There were several limitations to this study, mainly because this was a single-center, retrospective analysis. In this study, we could not investigate NLR trends in irAEs other than pneumonitis and endocrinopathies due to the small sample size. Future work should investigate and analyze additional data on those irAEs to fully understand the association between irAEs and NLRs. The prognostic impact of the NLR trend after the irAE occurrence was analyzed across cancer types. Although there was no significant difference in the type of cancer among the groups, future work will focus on validating these observations for each type of cancer. We could not detect the risk factors for developing irAEs at the pre-treatment. Pavan et al. reported that a low platelet to lymphocyte ratio (PLR) was a risk factor for irAEs using multivariate analysis in advanced NSCLC43; however, our datasets did not reproduce these results (Supplementary Table S1). This discrepancy may be related to our patient background, as we included patients across various cancer types. However, unlike adverse effects with conventional chemotherapy, irAEs can develop months or years after the first administration. It may be difficult to predict the risk of irAEs from the immune status before treatment alone; thus, studies continuously monitoring immune conditions during treatment are needed.

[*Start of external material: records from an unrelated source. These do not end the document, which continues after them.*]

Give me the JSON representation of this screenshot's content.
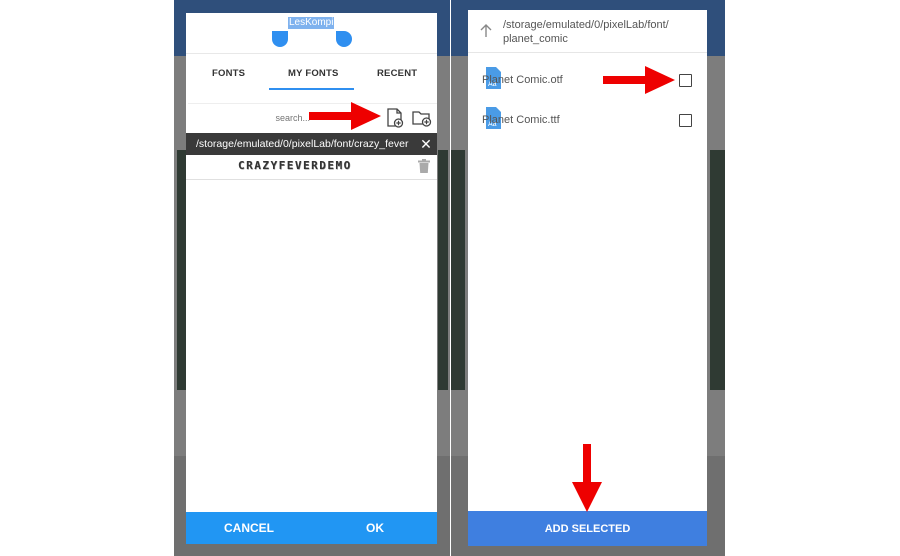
{
  "left_dialog": {
    "logo_text": "LesKompi",
    "tabs": [
      {
        "label": "FONTS"
      },
      {
        "label": "MY FONTS"
      },
      {
        "label": "RECENT"
      }
    ],
    "search": {
      "placeholder": "search..."
    },
    "path": "/storage/emulated/0/pixelLab/font/crazy_fever",
    "font_preview": "CRAZYFEVERDEMO",
    "buttons": {
      "cancel": "CANCEL",
      "ok": "OK"
    }
  },
  "right_dialog": {
    "path_line1": "/storage/emulated/0/pixelLab/font/",
    "path_line2": "planet_comic",
    "files": [
      {
        "name": "Planet Comic.otf",
        "icon_text": "Aa"
      },
      {
        "name": "Planet Comic.ttf",
        "icon_text": "Aa"
      }
    ],
    "add_button": "ADD SELECTED"
  },
  "colors": {
    "accent_blue": "#2196f3",
    "add_blue": "#3f7fe0",
    "arrow_red": "#ee0000",
    "path_bar": "#3a3a3a"
  },
  "icons": [
    "add-file-icon",
    "add-folder-icon",
    "close-icon",
    "trash-icon",
    "up-arrow-icon",
    "font-file-icon",
    "red-arrow"
  ]
}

Finally, the prediction of irAEs using routinely available tests has great clinical value. We currently regularly conduct many laboratory tests and diagnostic imaging for the early detection of irAEs. If our results are further validated, we may screen cases of irAEs using the NLR before conducting diagnostic organ-specific tests or imaging tests. This will help reduce the patient burden, decrease sample collection, and improve the healthcare economy. As ICIs have broad indications, many patients may be treated with ICIs44. Our results will contribute to promote the proper management of ICIs and help guarantee patient safety.

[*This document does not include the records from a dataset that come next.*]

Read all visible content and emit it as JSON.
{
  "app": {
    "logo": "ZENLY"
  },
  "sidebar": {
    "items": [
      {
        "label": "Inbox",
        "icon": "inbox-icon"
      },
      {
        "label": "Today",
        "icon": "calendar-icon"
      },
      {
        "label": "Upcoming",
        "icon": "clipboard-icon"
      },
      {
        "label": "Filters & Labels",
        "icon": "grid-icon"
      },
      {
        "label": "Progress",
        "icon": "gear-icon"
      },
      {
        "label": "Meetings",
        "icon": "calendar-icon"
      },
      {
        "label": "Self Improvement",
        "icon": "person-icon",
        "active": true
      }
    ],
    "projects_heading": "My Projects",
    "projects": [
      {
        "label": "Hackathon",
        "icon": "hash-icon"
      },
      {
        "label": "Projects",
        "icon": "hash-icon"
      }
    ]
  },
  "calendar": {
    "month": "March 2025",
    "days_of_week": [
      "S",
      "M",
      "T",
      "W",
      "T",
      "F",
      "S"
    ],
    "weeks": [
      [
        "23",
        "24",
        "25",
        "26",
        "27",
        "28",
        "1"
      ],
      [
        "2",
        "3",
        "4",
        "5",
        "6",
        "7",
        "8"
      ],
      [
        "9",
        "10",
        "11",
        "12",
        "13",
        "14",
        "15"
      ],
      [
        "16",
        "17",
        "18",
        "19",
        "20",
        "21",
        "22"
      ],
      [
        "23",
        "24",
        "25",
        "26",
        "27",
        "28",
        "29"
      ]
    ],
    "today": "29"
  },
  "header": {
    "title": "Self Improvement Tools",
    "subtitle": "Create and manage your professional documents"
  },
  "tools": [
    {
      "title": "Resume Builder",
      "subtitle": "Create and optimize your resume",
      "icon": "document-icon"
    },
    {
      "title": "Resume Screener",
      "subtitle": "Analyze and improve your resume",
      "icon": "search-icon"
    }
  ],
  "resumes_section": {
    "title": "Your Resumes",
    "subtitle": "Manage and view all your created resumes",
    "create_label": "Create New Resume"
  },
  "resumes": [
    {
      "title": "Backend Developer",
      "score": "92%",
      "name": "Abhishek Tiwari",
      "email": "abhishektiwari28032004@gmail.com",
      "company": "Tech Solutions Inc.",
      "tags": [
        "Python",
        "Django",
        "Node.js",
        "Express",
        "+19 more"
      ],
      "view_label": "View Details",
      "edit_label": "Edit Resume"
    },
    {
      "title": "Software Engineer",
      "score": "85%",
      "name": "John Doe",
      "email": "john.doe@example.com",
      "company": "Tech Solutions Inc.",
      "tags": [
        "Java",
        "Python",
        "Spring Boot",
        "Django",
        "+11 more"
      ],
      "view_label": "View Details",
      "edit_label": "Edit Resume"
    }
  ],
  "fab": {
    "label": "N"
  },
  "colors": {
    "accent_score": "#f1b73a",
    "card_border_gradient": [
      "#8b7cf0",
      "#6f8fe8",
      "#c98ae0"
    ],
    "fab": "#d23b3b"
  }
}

In conclusion, we found that the elevation of the NLR was correlated with the severity of irAEs. In particular, following the NLR trend could help predict the onset of pneumonitis and the patient’s prognosis after the occurrence of a severe irAE. Although further research is needed on irAEs in other organs, continuous monitoring of NLR trends and an understanding of its characteristics has the potential to be useful in estimating irAE onset, severity, and subsequent prognosis of patients undergoing ICI-based therapy.